Rover Maestro Classic Tyres
- The Rover Maestro 1.3 and 1.6 models fitted 155 R 13 or 165 R 13 tyres.
- The Maestro 2.0 Diesel fitted 175/70 R 14 tyres. Unfortunately no classic tyre manufacturers currently make a tyre in this size. Instead we recommend fitting the 195/60 VR 14 Michelin MXV3-A.
- The MG 2.0 EFi Maestro fitted 175/65 R 14 tyres. No classic tyre manufacturers currently make a classic tyre in the size 175/65 R 14. However we do stock the 185/60 VR 14 Michelin Pilot Exalto PE2.
- The Maestro MG 2.0i and MG Turbo fitted 185/55 R 15 tyres. We recommend fitting the 185/55 R 15 Michelin Pilot Exalto PE2.
For recommended tyre pressures for your model of Maestro, please see our Austin Maestro Tyre Pressure Guide below.

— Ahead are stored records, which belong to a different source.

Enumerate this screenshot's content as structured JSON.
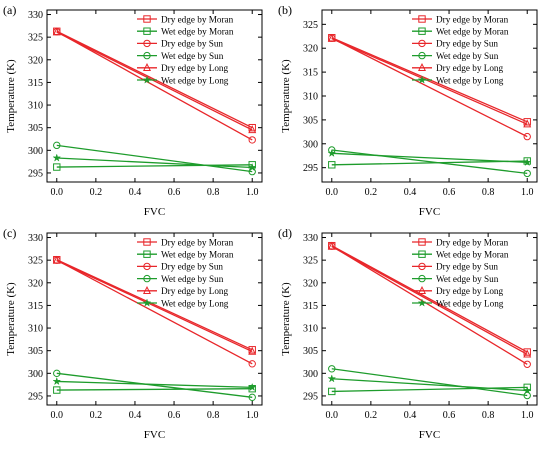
{
  "figure": {
    "panels": [
      "(a)",
      "(b)",
      "(c)",
      "(d)"
    ]
  },
  "colors": {
    "dry": "#e8262a",
    "wet": "#1e9c2c"
  },
  "chart_data": [
    {
      "type": "line",
      "panel_label": "(a)",
      "xlabel": "FVC",
      "ylabel": "Temperature (K)",
      "xlim": [
        -0.05,
        1.05
      ],
      "ylim": [
        293,
        331
      ],
      "xticks": [
        "0.0",
        "0.2",
        "0.4",
        "0.6",
        "0.8",
        "1.0"
      ],
      "yticks": [
        "295",
        "300",
        "305",
        "310",
        "315",
        "320",
        "325",
        "330"
      ],
      "legend_position": "top-right",
      "x": [
        0,
        1
      ],
      "series": [
        {
          "name": "Dry edge by Moran",
          "kind": "dry",
          "marker": "square",
          "values": [
            326.3,
            305.0
          ]
        },
        {
          "name": "Wet edge by Moran",
          "kind": "wet",
          "marker": "square",
          "values": [
            296.3,
            296.8
          ]
        },
        {
          "name": "Dry edge by Sun",
          "kind": "dry",
          "marker": "circle",
          "values": [
            326.2,
            302.3
          ]
        },
        {
          "name": "Wet edge by Sun",
          "kind": "wet",
          "marker": "circle",
          "values": [
            301.1,
            295.3
          ]
        },
        {
          "name": "Dry edge by Long",
          "kind": "dry",
          "marker": "triangle",
          "values": [
            326.1,
            304.5
          ]
        },
        {
          "name": "Wet edge by Long",
          "kind": "wet",
          "marker": "star",
          "values": [
            298.3,
            296.2
          ]
        }
      ]
    },
    {
      "type": "line",
      "panel_label": "(b)",
      "xlabel": "FVC",
      "ylabel": "Temperature (K)",
      "xlim": [
        -0.05,
        1.05
      ],
      "ylim": [
        292,
        328
      ],
      "xticks": [
        "0.0",
        "0.2",
        "0.4",
        "0.6",
        "0.8",
        "1.0"
      ],
      "yticks": [
        "295",
        "300",
        "305",
        "310",
        "315",
        "320",
        "325"
      ],
      "legend_position": "top-right",
      "x": [
        0,
        1
      ],
      "series": [
        {
          "name": "Dry edge by Moran",
          "kind": "dry",
          "marker": "square",
          "values": [
            322.2,
            304.6
          ]
        },
        {
          "name": "Wet edge by Moran",
          "kind": "wet",
          "marker": "square",
          "values": [
            295.6,
            296.4
          ]
        },
        {
          "name": "Dry edge by Sun",
          "kind": "dry",
          "marker": "circle",
          "values": [
            322.1,
            301.5
          ]
        },
        {
          "name": "Wet edge by Sun",
          "kind": "wet",
          "marker": "circle",
          "values": [
            298.7,
            293.8
          ]
        },
        {
          "name": "Dry edge by Long",
          "kind": "dry",
          "marker": "triangle",
          "values": [
            322.0,
            304.1
          ]
        },
        {
          "name": "Wet edge by Long",
          "kind": "wet",
          "marker": "star",
          "values": [
            298.0,
            296.1
          ]
        }
      ]
    },
    {
      "type": "line",
      "panel_label": "(c)",
      "xlabel": "FVC",
      "ylabel": "Temperature (K)",
      "xlim": [
        -0.05,
        1.05
      ],
      "ylim": [
        293,
        331
      ],
      "xticks": [
        "0.0",
        "0.2",
        "0.4",
        "0.6",
        "0.8",
        "1.0"
      ],
      "yticks": [
        "295",
        "300",
        "305",
        "310",
        "315",
        "320",
        "325",
        "330"
      ],
      "legend_position": "top-right",
      "x": [
        0,
        1
      ],
      "series": [
        {
          "name": "Dry edge by Moran",
          "kind": "dry",
          "marker": "square",
          "values": [
            325.1,
            305.2
          ]
        },
        {
          "name": "Wet edge by Moran",
          "kind": "wet",
          "marker": "square",
          "values": [
            296.3,
            296.6
          ]
        },
        {
          "name": "Dry edge by Sun",
          "kind": "dry",
          "marker": "circle",
          "values": [
            325.0,
            302.1
          ]
        },
        {
          "name": "Wet edge by Sun",
          "kind": "wet",
          "marker": "circle",
          "values": [
            300.0,
            294.7
          ]
        },
        {
          "name": "Dry edge by Long",
          "kind": "dry",
          "marker": "triangle",
          "values": [
            324.9,
            304.8
          ]
        },
        {
          "name": "Wet edge by Long",
          "kind": "wet",
          "marker": "star",
          "values": [
            298.2,
            296.9
          ]
        }
      ]
    },
    {
      "type": "line",
      "panel_label": "(d)",
      "xlabel": "FVC",
      "ylabel": "Temperature (K)",
      "xlim": [
        -0.05,
        1.05
      ],
      "ylim": [
        293,
        331
      ],
      "xticks": [
        "0.0",
        "0.2",
        "0.4",
        "0.6",
        "0.8",
        "1.0"
      ],
      "yticks": [
        "295",
        "300",
        "305",
        "310",
        "315",
        "320",
        "325",
        "330"
      ],
      "legend_position": "top-right",
      "x": [
        0,
        1
      ],
      "series": [
        {
          "name": "Dry edge by Moran",
          "kind": "dry",
          "marker": "square",
          "values": [
            328.2,
            304.7
          ]
        },
        {
          "name": "Wet edge by Moran",
          "kind": "wet",
          "marker": "square",
          "values": [
            296.0,
            296.9
          ]
        },
        {
          "name": "Dry edge by Sun",
          "kind": "dry",
          "marker": "circle",
          "values": [
            328.1,
            302.0
          ]
        },
        {
          "name": "Wet edge by Sun",
          "kind": "wet",
          "marker": "circle",
          "values": [
            301.0,
            295.1
          ]
        },
        {
          "name": "Dry edge by Long",
          "kind": "dry",
          "marker": "triangle",
          "values": [
            328.0,
            304.2
          ]
        },
        {
          "name": "Wet edge by Long",
          "kind": "wet",
          "marker": "star",
          "values": [
            298.8,
            296.2
          ]
        }
      ]
    }
  ]
}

Austin Maestro Recommended Tyres
Other Options for Austin Maestro Tyres
Austin Maestro Tyre Pressures
|Model||Front (Psi)||Rear (Psi)|
|All 1.3L Maestro Models||26||28|
|All 1.6L Maestro Models||26||28|
|MG 2.0 EFi||28||26|
History of the Austin Maestro
The Maestro was devised as part of British Leyland's scheme to introduce a new range of mass-market models to be sold as the best new cars for the average UK consumer, whilst being equipped with state of the art components and technology. The Maestro replaced the Austin Allegro and Maxi. The Montego (Which was developed on the same platform) would replace the Austin Ambassador and Morris Ital. The Austin Maestro was given its name as Maestro was actually the second choice for the name of the car that would eventually become the Austin Metro.

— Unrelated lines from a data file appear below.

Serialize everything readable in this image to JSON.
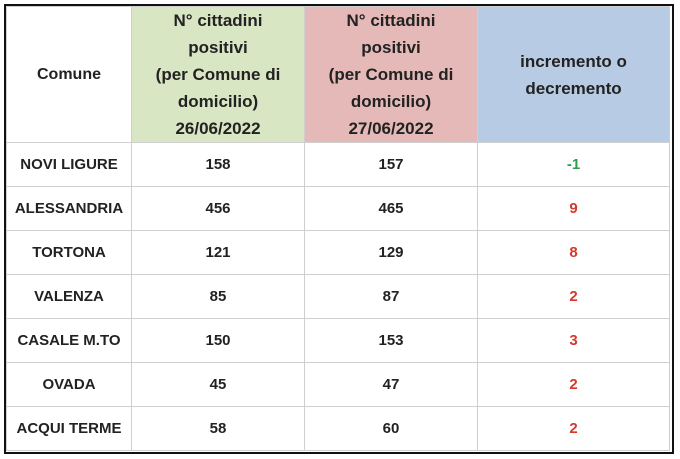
{
  "table": {
    "headers": {
      "comune": "Comune",
      "day1": [
        "N° cittadini",
        "positivi",
        "(per Comune di",
        "domicilio)",
        "26/06/2022"
      ],
      "day2": [
        "N° cittadini",
        "positivi",
        "(per Comune di",
        "domicilio)",
        "27/06/2022"
      ],
      "change": [
        "incremento o",
        "decremento"
      ]
    },
    "rows": [
      {
        "comune": "NOVI LIGURE",
        "day1": "158",
        "day2": "157",
        "change": "-1"
      },
      {
        "comune": "ALESSANDRIA",
        "day1": "456",
        "day2": "465",
        "change": "9"
      },
      {
        "comune": "TORTONA",
        "day1": "121",
        "day2": "129",
        "change": "8"
      },
      {
        "comune": "VALENZA",
        "day1": "85",
        "day2": "87",
        "change": "2"
      },
      {
        "comune": "CASALE M.TO",
        "day1": "150",
        "day2": "153",
        "change": "3"
      },
      {
        "comune": "OVADA",
        "day1": "45",
        "day2": "47",
        "change": "2"
      },
      {
        "comune": "ACQUI TERME",
        "day1": "58",
        "day2": "60",
        "change": "2"
      }
    ]
  },
  "colors": {
    "header_day1": "#d9e6c4",
    "header_day2": "#e6b9b9",
    "header_change": "#b7cbe4",
    "decrease": "#2e9d4e",
    "increase": "#d23a2e"
  }
}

The Maestro was initially well-received. Its roominess was described as a critical selling point, especially compared to its rivals, the Ford Sierra and Vauxhall Cavalier. However, the car soon built a reputation for poor build quality and unreliability. The Car was a reasonable success for British Leyland but it wasn't quite what they had hoped for as in 1987, Sales started to decline. The Maestro cars were rebadged as Rovers in 1987, little was changed in the Maestro, it was kept in production mainly to cater for the budget end of the market and was still sold as fleets, meanwhile, Rover's models were pushed further upmarket. Standard production of the Maestro was discontinued in 1994, being replaced by the Rover 600. Some Maestro cars were produced in kit form, but this didn't last, as BMW's takeover of Rover shut this production down.